Former President Donald Trump says the Biden administration’s efforts to deny him presidential immunity in connection with his challenges to the 2020 presidential election could haunt President Joe Biden in the future.
On Tuesday, a three-judge panel of the U.S. Court of Appeals for the District of Columbia Circuit will hear arguments on Trump’s immunity defense, according to The New York Times.
He has argued his efforts to challenge the results — including his actions on Jan. 6, 2021, the day of the Capitol incursion — were part of his job as president to ensure elections were not rigged.
Prosecutors, and a lower court, have said even though Trump was president, he was not acting in a presidential capacity with his challenges, but rather in a political one.
Trump said if he loses, Biden will also suffer.
“I will be attending … the Federal Appeals Court Arguments on Presidential Immunity in Washington, D.C., on Tuesday,” the former president said in a Truth Social post on Monday.
“Of course I was entitled, as President of the United States and Commander in Chief, to Immunity. I wasn’t campaigning, the Election was long over.

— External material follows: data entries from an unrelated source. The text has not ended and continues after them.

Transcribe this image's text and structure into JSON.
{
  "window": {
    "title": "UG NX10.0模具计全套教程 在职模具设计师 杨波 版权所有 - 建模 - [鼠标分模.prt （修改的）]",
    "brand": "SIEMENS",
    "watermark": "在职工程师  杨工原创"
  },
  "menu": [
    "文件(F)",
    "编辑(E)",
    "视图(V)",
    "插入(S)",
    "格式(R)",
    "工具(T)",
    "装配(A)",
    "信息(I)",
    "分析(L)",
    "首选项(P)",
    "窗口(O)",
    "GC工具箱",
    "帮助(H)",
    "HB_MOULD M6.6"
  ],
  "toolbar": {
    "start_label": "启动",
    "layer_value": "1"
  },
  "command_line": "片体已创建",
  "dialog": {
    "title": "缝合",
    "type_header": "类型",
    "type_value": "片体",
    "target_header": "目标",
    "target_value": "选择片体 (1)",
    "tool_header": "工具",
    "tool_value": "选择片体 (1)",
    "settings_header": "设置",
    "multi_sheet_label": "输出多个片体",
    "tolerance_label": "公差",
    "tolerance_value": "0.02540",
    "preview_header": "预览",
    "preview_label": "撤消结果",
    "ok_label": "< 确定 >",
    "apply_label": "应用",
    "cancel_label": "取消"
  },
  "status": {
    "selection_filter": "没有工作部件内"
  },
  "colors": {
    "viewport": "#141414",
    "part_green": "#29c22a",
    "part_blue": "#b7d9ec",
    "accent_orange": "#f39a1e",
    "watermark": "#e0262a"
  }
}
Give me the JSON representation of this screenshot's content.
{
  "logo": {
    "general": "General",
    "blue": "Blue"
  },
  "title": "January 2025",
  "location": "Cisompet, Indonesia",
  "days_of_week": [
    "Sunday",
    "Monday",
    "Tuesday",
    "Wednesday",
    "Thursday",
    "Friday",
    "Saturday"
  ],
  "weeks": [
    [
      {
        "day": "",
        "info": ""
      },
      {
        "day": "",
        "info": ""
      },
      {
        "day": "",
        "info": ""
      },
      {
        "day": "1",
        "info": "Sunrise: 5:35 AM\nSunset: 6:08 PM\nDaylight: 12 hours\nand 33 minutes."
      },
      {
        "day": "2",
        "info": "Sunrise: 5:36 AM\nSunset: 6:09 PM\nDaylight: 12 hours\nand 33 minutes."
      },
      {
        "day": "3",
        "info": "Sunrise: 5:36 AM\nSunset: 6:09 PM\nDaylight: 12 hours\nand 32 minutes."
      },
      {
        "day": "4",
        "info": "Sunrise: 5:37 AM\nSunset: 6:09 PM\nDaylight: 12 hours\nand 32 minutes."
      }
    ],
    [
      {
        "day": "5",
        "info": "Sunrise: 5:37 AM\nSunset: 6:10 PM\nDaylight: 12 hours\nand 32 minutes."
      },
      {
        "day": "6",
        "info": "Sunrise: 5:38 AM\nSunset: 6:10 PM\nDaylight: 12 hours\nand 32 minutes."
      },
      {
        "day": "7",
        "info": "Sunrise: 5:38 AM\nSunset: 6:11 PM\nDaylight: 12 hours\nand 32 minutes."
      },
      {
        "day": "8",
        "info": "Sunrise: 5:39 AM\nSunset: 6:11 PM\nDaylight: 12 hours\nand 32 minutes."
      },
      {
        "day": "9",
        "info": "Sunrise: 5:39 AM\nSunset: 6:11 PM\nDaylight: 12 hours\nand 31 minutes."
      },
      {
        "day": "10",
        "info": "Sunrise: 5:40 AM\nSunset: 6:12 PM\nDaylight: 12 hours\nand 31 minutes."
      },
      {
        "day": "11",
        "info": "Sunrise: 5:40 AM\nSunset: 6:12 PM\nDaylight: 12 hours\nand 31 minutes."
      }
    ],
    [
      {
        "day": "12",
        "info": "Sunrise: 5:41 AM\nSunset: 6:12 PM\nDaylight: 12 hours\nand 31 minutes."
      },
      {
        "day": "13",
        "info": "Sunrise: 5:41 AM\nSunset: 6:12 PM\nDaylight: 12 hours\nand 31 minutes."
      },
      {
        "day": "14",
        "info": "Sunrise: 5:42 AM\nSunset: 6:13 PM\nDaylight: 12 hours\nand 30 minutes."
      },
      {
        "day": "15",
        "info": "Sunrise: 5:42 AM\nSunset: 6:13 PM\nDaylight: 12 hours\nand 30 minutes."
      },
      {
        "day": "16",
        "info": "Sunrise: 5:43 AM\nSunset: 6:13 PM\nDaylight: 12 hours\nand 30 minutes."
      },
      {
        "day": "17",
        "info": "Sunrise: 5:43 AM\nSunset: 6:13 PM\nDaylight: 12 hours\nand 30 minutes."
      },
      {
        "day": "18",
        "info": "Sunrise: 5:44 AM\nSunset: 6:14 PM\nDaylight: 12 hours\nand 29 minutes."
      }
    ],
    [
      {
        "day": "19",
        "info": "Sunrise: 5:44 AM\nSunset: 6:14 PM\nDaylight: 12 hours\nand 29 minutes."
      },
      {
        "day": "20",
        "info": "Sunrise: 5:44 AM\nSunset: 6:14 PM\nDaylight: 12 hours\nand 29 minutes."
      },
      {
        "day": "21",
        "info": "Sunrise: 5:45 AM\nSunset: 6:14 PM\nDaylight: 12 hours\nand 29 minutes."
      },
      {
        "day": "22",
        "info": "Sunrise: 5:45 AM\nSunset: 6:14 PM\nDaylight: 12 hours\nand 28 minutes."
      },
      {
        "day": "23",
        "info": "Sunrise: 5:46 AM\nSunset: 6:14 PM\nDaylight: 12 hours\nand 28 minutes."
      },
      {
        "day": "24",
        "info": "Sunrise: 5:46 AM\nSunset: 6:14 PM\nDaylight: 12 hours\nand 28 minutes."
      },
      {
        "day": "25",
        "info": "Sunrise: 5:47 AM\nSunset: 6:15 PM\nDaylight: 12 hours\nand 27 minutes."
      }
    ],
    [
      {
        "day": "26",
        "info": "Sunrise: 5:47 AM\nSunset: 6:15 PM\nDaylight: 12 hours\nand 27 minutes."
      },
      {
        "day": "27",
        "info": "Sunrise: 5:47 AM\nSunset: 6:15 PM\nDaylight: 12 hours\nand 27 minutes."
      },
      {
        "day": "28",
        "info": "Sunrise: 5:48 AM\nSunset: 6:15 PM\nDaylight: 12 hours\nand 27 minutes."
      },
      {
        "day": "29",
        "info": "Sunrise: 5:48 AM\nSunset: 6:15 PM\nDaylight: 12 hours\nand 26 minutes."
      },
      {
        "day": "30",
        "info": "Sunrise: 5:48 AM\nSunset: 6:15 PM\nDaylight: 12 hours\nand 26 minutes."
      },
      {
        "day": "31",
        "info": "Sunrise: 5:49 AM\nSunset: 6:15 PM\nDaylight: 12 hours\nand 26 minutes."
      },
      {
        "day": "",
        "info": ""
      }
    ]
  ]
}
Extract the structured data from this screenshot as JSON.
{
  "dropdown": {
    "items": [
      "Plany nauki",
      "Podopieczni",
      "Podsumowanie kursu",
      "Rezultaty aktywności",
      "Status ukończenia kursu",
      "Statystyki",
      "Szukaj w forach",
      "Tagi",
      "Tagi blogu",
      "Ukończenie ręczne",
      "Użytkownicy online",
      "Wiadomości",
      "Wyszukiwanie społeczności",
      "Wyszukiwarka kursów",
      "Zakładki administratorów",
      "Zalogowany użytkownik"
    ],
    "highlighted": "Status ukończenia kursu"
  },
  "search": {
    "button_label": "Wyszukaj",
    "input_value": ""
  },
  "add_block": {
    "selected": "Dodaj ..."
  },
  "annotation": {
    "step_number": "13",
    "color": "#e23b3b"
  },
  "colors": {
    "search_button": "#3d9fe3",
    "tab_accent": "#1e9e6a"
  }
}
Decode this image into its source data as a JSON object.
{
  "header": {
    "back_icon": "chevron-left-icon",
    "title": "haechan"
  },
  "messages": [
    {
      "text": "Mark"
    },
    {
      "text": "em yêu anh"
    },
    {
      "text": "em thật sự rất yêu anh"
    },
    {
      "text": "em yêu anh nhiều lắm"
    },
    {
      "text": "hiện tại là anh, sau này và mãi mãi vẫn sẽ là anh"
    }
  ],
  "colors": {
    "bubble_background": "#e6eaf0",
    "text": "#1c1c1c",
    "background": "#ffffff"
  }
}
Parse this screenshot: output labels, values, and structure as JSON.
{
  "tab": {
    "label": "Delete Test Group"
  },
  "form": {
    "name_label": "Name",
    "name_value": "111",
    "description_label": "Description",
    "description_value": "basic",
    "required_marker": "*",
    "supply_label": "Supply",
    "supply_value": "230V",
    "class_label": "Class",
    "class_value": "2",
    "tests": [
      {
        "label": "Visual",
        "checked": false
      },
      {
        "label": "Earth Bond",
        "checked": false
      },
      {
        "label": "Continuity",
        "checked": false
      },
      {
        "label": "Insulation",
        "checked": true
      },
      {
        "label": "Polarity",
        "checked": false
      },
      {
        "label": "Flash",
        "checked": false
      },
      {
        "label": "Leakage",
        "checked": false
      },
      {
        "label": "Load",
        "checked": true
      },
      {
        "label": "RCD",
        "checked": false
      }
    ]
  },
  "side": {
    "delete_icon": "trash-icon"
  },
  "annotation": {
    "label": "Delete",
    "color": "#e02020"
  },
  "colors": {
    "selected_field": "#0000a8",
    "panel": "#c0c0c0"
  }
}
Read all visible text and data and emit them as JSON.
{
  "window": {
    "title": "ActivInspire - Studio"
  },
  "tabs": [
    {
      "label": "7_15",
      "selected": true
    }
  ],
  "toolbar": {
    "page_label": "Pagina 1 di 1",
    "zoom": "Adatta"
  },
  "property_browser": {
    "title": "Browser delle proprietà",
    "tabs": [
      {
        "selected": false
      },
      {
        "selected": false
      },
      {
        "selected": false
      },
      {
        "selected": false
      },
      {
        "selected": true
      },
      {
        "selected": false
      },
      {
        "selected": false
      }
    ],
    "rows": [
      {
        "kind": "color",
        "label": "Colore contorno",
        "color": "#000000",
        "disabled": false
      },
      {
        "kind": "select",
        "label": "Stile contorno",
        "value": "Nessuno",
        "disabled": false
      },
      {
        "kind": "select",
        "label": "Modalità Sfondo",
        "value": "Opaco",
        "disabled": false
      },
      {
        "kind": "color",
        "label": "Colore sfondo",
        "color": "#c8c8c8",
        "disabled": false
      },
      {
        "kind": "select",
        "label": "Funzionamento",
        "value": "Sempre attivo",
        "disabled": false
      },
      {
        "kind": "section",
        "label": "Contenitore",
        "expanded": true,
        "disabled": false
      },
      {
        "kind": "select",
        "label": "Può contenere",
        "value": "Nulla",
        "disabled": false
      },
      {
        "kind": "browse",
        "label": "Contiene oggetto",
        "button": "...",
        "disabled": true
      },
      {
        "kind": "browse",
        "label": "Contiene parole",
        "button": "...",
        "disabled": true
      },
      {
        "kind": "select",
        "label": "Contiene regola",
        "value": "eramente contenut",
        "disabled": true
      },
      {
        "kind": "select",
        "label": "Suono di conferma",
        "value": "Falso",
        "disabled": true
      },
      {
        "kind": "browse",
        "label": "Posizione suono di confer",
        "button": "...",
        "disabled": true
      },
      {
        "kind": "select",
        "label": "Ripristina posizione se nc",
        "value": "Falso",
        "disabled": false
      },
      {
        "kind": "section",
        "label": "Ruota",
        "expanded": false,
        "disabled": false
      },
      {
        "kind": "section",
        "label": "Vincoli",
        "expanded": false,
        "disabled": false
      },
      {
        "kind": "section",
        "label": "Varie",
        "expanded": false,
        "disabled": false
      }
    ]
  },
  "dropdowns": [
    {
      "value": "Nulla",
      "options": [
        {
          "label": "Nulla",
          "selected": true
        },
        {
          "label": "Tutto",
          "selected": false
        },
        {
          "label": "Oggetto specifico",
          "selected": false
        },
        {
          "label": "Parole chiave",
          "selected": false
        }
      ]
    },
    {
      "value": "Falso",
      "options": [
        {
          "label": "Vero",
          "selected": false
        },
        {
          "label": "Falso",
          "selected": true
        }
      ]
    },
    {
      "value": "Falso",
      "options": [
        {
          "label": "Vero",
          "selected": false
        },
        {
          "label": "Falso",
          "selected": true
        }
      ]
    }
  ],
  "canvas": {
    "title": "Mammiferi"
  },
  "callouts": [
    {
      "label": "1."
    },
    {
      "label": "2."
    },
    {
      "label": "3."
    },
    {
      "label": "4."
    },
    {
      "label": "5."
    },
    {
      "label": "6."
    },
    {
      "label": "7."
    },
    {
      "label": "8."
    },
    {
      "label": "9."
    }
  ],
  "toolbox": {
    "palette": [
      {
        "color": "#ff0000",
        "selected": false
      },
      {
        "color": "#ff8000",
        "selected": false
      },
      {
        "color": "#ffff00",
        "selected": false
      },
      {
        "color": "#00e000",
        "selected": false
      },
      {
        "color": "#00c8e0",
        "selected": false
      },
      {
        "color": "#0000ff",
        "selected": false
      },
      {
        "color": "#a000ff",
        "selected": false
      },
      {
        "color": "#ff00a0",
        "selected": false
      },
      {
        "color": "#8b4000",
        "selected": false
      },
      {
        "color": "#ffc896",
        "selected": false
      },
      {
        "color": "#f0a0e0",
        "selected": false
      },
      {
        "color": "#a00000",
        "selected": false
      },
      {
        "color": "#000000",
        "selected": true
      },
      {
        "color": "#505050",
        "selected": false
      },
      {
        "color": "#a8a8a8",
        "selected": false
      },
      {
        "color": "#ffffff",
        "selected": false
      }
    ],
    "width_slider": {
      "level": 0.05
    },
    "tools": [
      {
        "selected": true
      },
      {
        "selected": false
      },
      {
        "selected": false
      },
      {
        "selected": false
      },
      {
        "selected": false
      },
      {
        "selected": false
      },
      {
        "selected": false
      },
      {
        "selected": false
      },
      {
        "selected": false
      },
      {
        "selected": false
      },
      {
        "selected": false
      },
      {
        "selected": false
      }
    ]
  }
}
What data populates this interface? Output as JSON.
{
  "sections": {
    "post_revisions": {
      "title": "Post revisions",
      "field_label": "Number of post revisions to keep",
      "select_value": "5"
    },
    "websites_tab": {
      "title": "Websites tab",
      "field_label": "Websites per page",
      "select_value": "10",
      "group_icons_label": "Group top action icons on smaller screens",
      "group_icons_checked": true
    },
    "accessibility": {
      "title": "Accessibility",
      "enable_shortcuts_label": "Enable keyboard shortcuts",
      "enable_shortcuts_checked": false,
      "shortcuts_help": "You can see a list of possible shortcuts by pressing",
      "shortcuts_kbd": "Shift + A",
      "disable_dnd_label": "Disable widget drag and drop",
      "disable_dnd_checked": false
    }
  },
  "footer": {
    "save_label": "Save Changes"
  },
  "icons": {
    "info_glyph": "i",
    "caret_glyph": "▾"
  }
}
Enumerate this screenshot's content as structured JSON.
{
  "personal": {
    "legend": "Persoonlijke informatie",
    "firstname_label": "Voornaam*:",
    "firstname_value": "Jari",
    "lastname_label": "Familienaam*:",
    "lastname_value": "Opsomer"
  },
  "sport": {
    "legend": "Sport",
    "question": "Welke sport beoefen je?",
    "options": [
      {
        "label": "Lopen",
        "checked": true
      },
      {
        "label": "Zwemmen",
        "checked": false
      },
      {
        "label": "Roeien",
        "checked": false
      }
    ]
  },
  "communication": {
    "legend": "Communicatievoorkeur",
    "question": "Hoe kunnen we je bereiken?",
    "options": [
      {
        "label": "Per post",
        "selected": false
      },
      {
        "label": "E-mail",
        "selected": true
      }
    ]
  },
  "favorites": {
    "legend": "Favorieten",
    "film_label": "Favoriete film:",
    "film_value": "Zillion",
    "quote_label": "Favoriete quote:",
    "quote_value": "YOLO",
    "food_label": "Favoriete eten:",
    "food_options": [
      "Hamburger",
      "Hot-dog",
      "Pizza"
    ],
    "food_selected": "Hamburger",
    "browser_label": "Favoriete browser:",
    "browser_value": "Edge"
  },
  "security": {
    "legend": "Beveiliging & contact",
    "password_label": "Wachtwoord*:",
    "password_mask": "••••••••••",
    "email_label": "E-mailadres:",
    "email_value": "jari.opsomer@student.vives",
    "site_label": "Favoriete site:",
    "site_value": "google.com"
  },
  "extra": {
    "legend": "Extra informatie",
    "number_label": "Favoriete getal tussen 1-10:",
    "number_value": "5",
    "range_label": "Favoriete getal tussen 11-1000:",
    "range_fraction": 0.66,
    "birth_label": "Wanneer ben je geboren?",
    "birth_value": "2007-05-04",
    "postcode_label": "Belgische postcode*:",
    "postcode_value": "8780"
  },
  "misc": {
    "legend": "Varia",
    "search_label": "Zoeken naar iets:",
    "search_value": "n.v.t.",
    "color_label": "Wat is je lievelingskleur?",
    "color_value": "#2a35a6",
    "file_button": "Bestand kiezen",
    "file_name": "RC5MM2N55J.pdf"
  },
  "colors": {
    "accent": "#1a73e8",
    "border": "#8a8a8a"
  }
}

I was looking for voter fraud, and finding it, which is my obligation to do, and otherwise running … our Country,” he said.
“If I don’t get Immunity, then Crooked Joe Biden doesn’t get Immunity, and with the Border Invasion and Afghanistan Surrender, alone, not to mention the Millions of dollars that went into his ‘pockets’ with money from foreign countries, Joe would be ripe for Indictment,” Trump posted.
“By weaponizing the DOJ against his Political Opponent, ME, Joe has opened a giant Pandora’s Box,” he said.
The GOP front-runner in this year’s presidential race continued his thoughts in a second post.
“As President, I was protecting our Country, and doing a great job of doing so, just look around at the complete mess that Crooked Joe Biden has caused. The least I am entitled to is Presidential Immunity on Fake Biden Indictments!” Trump wrote.
The issue before the court is at the heart of multiple cases against Trump, including his federal charges for election interference and his state charges in Georgia that claim he led a conspiracy to overturn the election.
Last month, U.S. District Judge Tanya Chutkan denied the former president’s bid to dismiss his case based on presidential immunity.
Prosecutor Jack Smith sought to have the case decided by the U.S. Supreme Court, which would leapfrog the usual order but allow Smith to have some hope of beginning Trump’s federal election interference trial in March as he hoped.
In documents filed ahead of Tuesday’s arguments before the appeals court, Trump’s lawyers said that a “234-year unbroken tradition” supports his claim to presidential immunity from prosecution.
The 41-page brief argues that impeachment, not criminal prosecution, is the proper check on “official acts” taken by presidents.
Should Biden be impeached?
“Punishment of a President always involves political considerations going beyond guilt or innocence,” Trump’s attorneys wrote. “The Framers recognized that, and they delegated to Congress the power to weigh those political considerations in the first instance.”
“To allow prosecution after acquittal usurps that role and undermines the mechanism the Framers used to temper political passions: impeachment in the House and trial in the Senate,” the legal brief said.